Para isso esteve há uma semana no Dubai - onde tem também os seus produtos na Expo, no Pavilhão de Portugal. Para isso está focado no mercado britânico, onde chegou há menos de um mês, vencendo o "pesadelo de papéis e impostos" da era pós-brexit. (Retifica: "Quando digo Inglaterra, é Londres, que o resto são Braganças e Mirandelas da vida. É a cidade melhor da Europa. Qualquer árabe tem uma casa lá e há muito poder de compra.") Para isso está a caminho da Maison & Object de Paris - ainda que leve no bolso tempo de qualidade para passear e "namorar" com a filha, Sofia.

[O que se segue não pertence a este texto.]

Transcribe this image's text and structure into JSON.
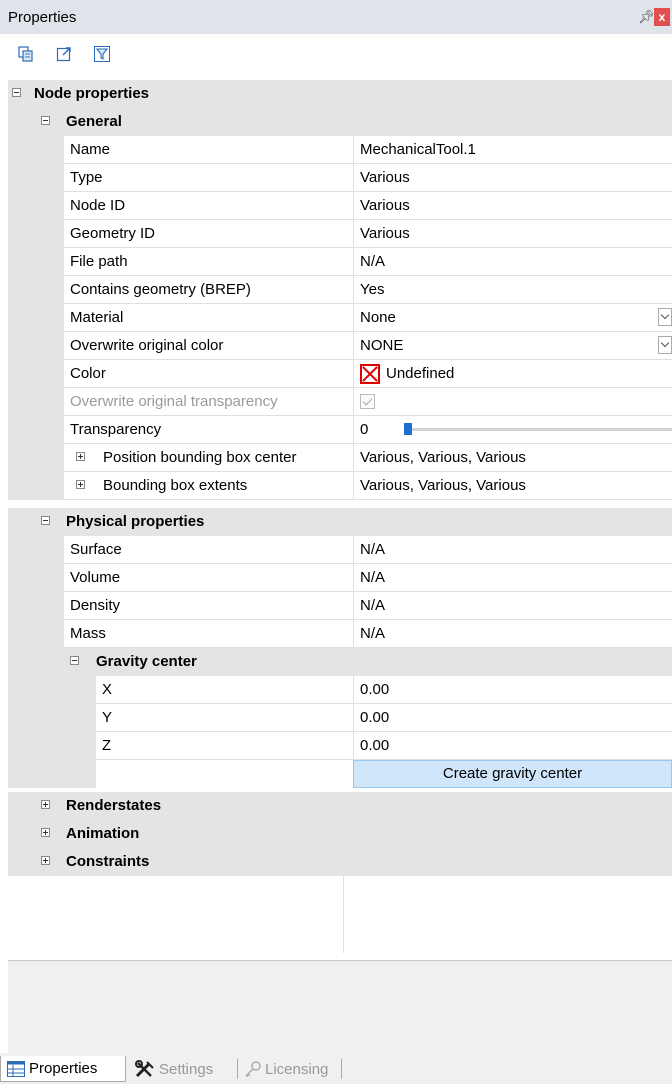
{
  "window": {
    "title": "Properties",
    "pin_glyph": "ᵖ",
    "close_glyph": "x"
  },
  "toolbar": {
    "icons": [
      "copy-icon",
      "export-icon",
      "filter-icon"
    ]
  },
  "tree": {
    "node_properties": "Node properties",
    "general": {
      "label": "General",
      "rows": [
        {
          "name": "Name",
          "value": "MechanicalTool.1"
        },
        {
          "name": "Type",
          "value": "Various"
        },
        {
          "name": "Node ID",
          "value": "Various"
        },
        {
          "name": "Geometry ID",
          "value": "Various"
        },
        {
          "name": "File path",
          "value": "N/A"
        },
        {
          "name": "Contains geometry (BREP)",
          "value": "Yes"
        },
        {
          "name": "Material",
          "value": "None"
        },
        {
          "name": "Overwrite original color",
          "value": "NONE"
        },
        {
          "name": "Color",
          "value": "Undefined"
        },
        {
          "name": "Overwrite original transparency",
          "checked": true
        },
        {
          "name": "Transparency",
          "value": "0"
        },
        {
          "name": "Position bounding box center",
          "value": "Various, Various, Various"
        },
        {
          "name": "Bounding box extents",
          "value": "Various, Various, Various"
        }
      ]
    },
    "physical": {
      "label": "Physical properties",
      "rows": [
        {
          "name": "Surface",
          "value": "N/A"
        },
        {
          "name": "Volume",
          "value": "N/A"
        },
        {
          "name": "Density",
          "value": "N/A"
        },
        {
          "name": "Mass",
          "value": "N/A"
        }
      ],
      "gravity_center": {
        "label": "Gravity center",
        "rows": [
          {
            "name": "X",
            "value": "0.00"
          },
          {
            "name": "Y",
            "value": "0.00"
          },
          {
            "name": "Z",
            "value": "0.00"
          }
        ],
        "button": "Create gravity center"
      }
    },
    "renderstates": "Renderstates",
    "animation": "Animation",
    "constraints": "Constraints"
  },
  "tabs": [
    {
      "label": "Properties",
      "active": true
    },
    {
      "label": "Settings",
      "active": false
    },
    {
      "label": "Licensing",
      "active": false
    }
  ],
  "colors": {
    "accent": "#1e6fd0",
    "category_bg": "#e4e4e4",
    "button_bg": "#cfe6fb"
  }
}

"Montar uma feira custa-nos 250 mil euros por quatro dias, mas estamos ao nível das empresas de topo do segmento, ao lado das italianas, mas fazendo sempre questão de ter o "made in Portugal" bem visível. Há que ter orgulho em Portugal. E já somos bem reconhecidos no segmento", frisa. Quer consolidar o grupo nessa fasquia mais alta, e para este movimento conta também com o mercado da América do Norte. "É o nosso foco agora, quero entrar em Nova Iorque até ao primeiro trimestre de 2023, é um mercado brutal, 300 milhões de pessoas."

O trabalho nunca está feito para quem não se conforma, mas Celso assume que já começa a querer abrandar, a trabalhar para passar o testemunho. E nisso teve maior importância o seu mais novo desafio: o Martim, de quatro meses. "Quando nasceu a minha filha, eu adorei, mas o meu foco nessa altura era o negócio, era ter coisas e não a acompanhei nesses anos", admite. E se já vai compensando a filha pelo tempo que perdeu, o bebé trouxe-lhe uma segunda oportunidade de ser verdadeiramente pai - e não a deixou escapar. Ao ponto de, pela primeira vez na vida, estar um mês longe do trabalho.

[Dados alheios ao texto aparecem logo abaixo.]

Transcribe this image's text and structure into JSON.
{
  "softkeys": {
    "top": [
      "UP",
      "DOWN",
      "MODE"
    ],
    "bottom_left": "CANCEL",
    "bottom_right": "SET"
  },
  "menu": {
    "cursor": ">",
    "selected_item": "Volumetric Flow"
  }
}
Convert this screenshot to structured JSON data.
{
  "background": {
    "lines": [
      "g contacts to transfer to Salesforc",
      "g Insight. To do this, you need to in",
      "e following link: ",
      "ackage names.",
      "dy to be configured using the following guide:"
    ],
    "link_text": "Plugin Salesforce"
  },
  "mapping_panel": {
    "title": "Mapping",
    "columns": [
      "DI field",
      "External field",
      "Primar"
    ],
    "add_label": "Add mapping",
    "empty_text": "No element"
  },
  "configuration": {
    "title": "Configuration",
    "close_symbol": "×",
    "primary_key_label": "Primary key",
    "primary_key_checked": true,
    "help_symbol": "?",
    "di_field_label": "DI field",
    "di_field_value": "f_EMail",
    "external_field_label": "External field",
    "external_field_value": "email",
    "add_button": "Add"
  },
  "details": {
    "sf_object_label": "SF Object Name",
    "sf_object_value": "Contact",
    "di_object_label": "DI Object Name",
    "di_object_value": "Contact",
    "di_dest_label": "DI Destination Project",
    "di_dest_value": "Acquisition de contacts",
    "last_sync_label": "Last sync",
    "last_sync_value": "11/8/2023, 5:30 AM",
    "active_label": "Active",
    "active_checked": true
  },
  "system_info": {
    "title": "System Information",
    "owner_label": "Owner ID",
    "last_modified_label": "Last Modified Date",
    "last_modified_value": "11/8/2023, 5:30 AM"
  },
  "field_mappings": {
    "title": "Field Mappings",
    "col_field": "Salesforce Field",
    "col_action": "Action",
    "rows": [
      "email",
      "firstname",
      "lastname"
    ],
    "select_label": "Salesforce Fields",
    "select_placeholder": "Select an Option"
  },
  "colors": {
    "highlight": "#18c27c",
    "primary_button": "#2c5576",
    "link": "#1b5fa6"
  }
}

"Estou a começar a pensar no que quero para o futuro e estou tranquilo: se não ganhar dez, ganho sete ou oito, mas quero abrandar. Tenho um núcleo duro de quatro ou cinco pessoas e gosto de dividir pelos meus. Eles têm de dar gás, ganhar responsabilidades e ter uma melhor retribuição. Porque as empresas não são só o CEO, é quem está à volta." Entre esses está a mãe do filho, Diana, a quem confiou a empresa nestes tempos. "É o meu braço direito, ela é que é a CEO quando eu estou ausente. Está há 14 anos na empresa e já me ajudou muito - e agora também me conhece na dimensão de casa." E se há um ano Celso não se via capaz de tamanho desprendimento, agora admite que quer manter-se ligado à LasKasas mas como chairman, numa visão mais estratégica e afastado da gestão diária. "Se a Diana quiser, eu quero outro bebé", junta.

Não é propriamente parar que lhe está no horizonte - dedicar mais tempo à imobiliária que comprou há quatro anos é um projeto em pipeline e contratou há semanas um professor para lhe ensinar a falar inglês, coisa pouca para quem há um par de anos decidiu perder cerca de 50 kg e hoje ninguém diz que não foi toda a vida um desportista -, mas ambiciona agora uma vida mais tranquila.

Um dia, vê a filha a seguir-lhe as pegadas? "Ela diz que vai ser gestora, mas eu gostava que antes disso ela visse o mundo, abrisse a mente. Há riscos, mas acho importante fazer isso, trabalhar fora, naquelas empresas de Silicon Valley, alargar horizontes. Depois, se gostar, pode pegar na empresa. Ela decidirá." Por agora só faz questão de lhe explicar de onde vem tudo quanto tem. "Digo-lhe sempre: "Nunca te esqueças que sem a LasKasas nem eu nem tu temos nada." Mas ainda falta muito até ela escolher o que há de ser a vida dela, uns 10 anos pelo menos."

São bem diferentes os 13 anos de Sofia do que foram os de Celso. E garantir isso é um orgulho para ele.